Dihydrocodeine is for treating moderate to severe pain. It may be used for long-term pain where over-the-counter medicines such as paracetamol or ibuprofen are not working. However, like codeine, persistent long-term use of dihydrocodeine may lead to habit-forming, leading to mental or physical dependence. As written above, the fear of dependency shouldn’t keep individuals from using stronger painkillers, however, it is important to use this medication as advised by your doctor or GP.
So, is dihydrocodeine stronger than codeine?
The answer lies in their analgesic potency. Yes, in regard to the strength of the pain relief. Generally, dihydrocodeine is roughly twice as strong as codeine. This means, milligram for milligram, dihydrocodeine is likely to provide more effective pain relief than codeine. However, the strength of the medication alone doesn’t determine how effective the drug is. Factors such as individual tolerance, the nature and severity of the pain, and other medical conditions can influence how well these medications work to reduce pain in individuals.
Side effects and precautions
Despite the higher strength of dihydrocodeine, the drug carries similar risks and side effects to codeine. These can include drowsiness, dizziness, constipation, nausea, and dependency if used for prolonged periods. Both drugs must be used as advised by your doctor and should not be taken in greater doses or for periods longer than prescribed. For a full list of side effects, check the leaflet inside your medicine packet.
NHS UK warns, ‘Do not take dihydrocodeine with painkillers that contain codeine’, as there is a greater risk of side effects. If you have been taking either of these medications for over a few weeks, you should not stop taking the medication suddenly or without consulting your doctor. They can advise you on how to stop medication, which usually involves slowly decreasing the dosage over time. Abruptly stopping medications can lead to withdrawal symptoms in individuals who have used these for a considerable time. Lowering the dosage over time can prevent or minimise withdrawal symptoms.

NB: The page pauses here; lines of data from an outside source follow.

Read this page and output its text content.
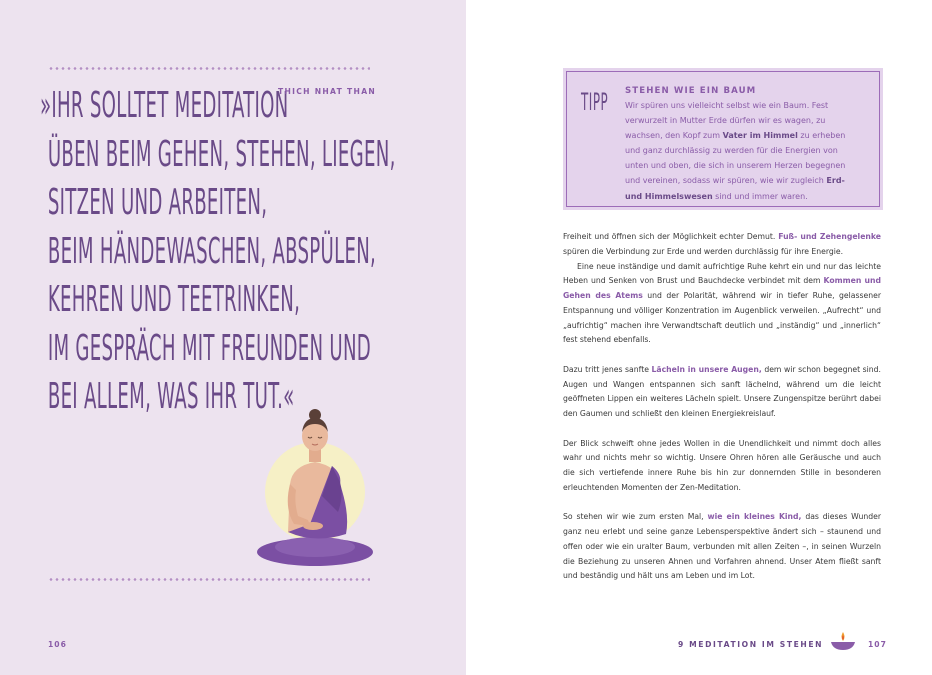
»IHR SOLLTET MEDITATION
ÜBEN BEIM GEHEN, STEHEN, LIEGEN,
SITZEN UND ARBEITEN,
BEIM HÄNDEWASCHEN, ABSPÜLEN,
KEHREN UND TEETRINKEN,
IM GESPRÄCH MIT FREUNDEN UND
BEI ALLEM, WAS IHR TUT.«
THICH NHAT THAN
106
TIPP STEHEN WIE EIN BAUM
Wir spüren uns vielleicht selbst wie ein Baum. Fest verwurzelt in Mutter Erde dürfen wir es wagen, zu wachsen, den Kopf zum Vater im Himmel zu erheben und ganz durchlässig zu werden für die Energien von unten und oben, die sich in unserem Herzen begegnen und vereinen, sodass wir spüren, wie wir zugleich Erd- und Himmelswesen sind und immer waren.

Freiheit und öffnen sich der Möglichkeit echter Demut. Fuß- und Zehengelenke spüren die Verbindung zur Erde und werden durchlässig für ihre Energie.

Eine neue inständige und damit aufrichtige Ruhe kehrt ein und nur das leichte Heben und Senken von Brust und Bauchdecke verbindet mit dem Kommen und Gehen des Atems und der Polarität, während wir in tiefer Ruhe, gelassener Entspannung und völliger Konzentration im Augenblick verweilen. „Aufrecht“ und „aufrichtig“ machen ihre Verwandtschaft deutlich und „inständig“ und „innerlich“ fest stehend ebenfalls.

Dazu tritt jenes sanfte Lächeln in unsere Augen, dem wir schon begegnet sind. Augen und Wangen entspannen sich sanft lächelnd, während um die leicht geöffneten Lippen ein weiteres Lächeln spielt. Unsere Zungenspitze berührt dabei den Gaumen und schließt den kleinen Energiekreislauf.

Der Blick schweift ohne jedes Wollen in die Unendlichkeit und nimmt doch alles wahr und nichts mehr so wichtig. Unsere Ohren hören alle Geräusche und auch die sich vertiefende innere Ruhe bis hin zur donnernden Stille in besonderen erleuchtenden Momenten der Zen-Meditation.

So stehen wir wie zum ersten Mal, wie ein kleines Kind, das dieses Wunder ganz neu erlebt und seine ganze Lebensperspektive ändert sich – staunend und offen oder wie ein uralter Baum, verbunden mit allen Zeiten –, in seinen Wurzeln die Beziehung zu unseren Ahnen und Vorfahren ahnend. Unser Atem fließt sanft und beständig und hält uns am Leben und im Lot.

9 MEDITATION IM STEHEN	107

While dihydrocodeine is technically stronger than codeine, the suitability of these two drugs often comes down to the individual’s specific needs, medical history, and the nature of their pain. The strength of the medication does not necessarily mean it is a better option, so do not be concerned if you are prescribed a milder pain relief medication over a stronger one. Your doctor will determine which painkiller is best for you if over-the-counter or other pain relief methods have not worked. Whichever painkiller prescribed, you should always follow your doctor’s instructions to ensure safe and effective use.
This information is provided as a general guide. Always seek advice from your doctor before starting or changing any medication routine.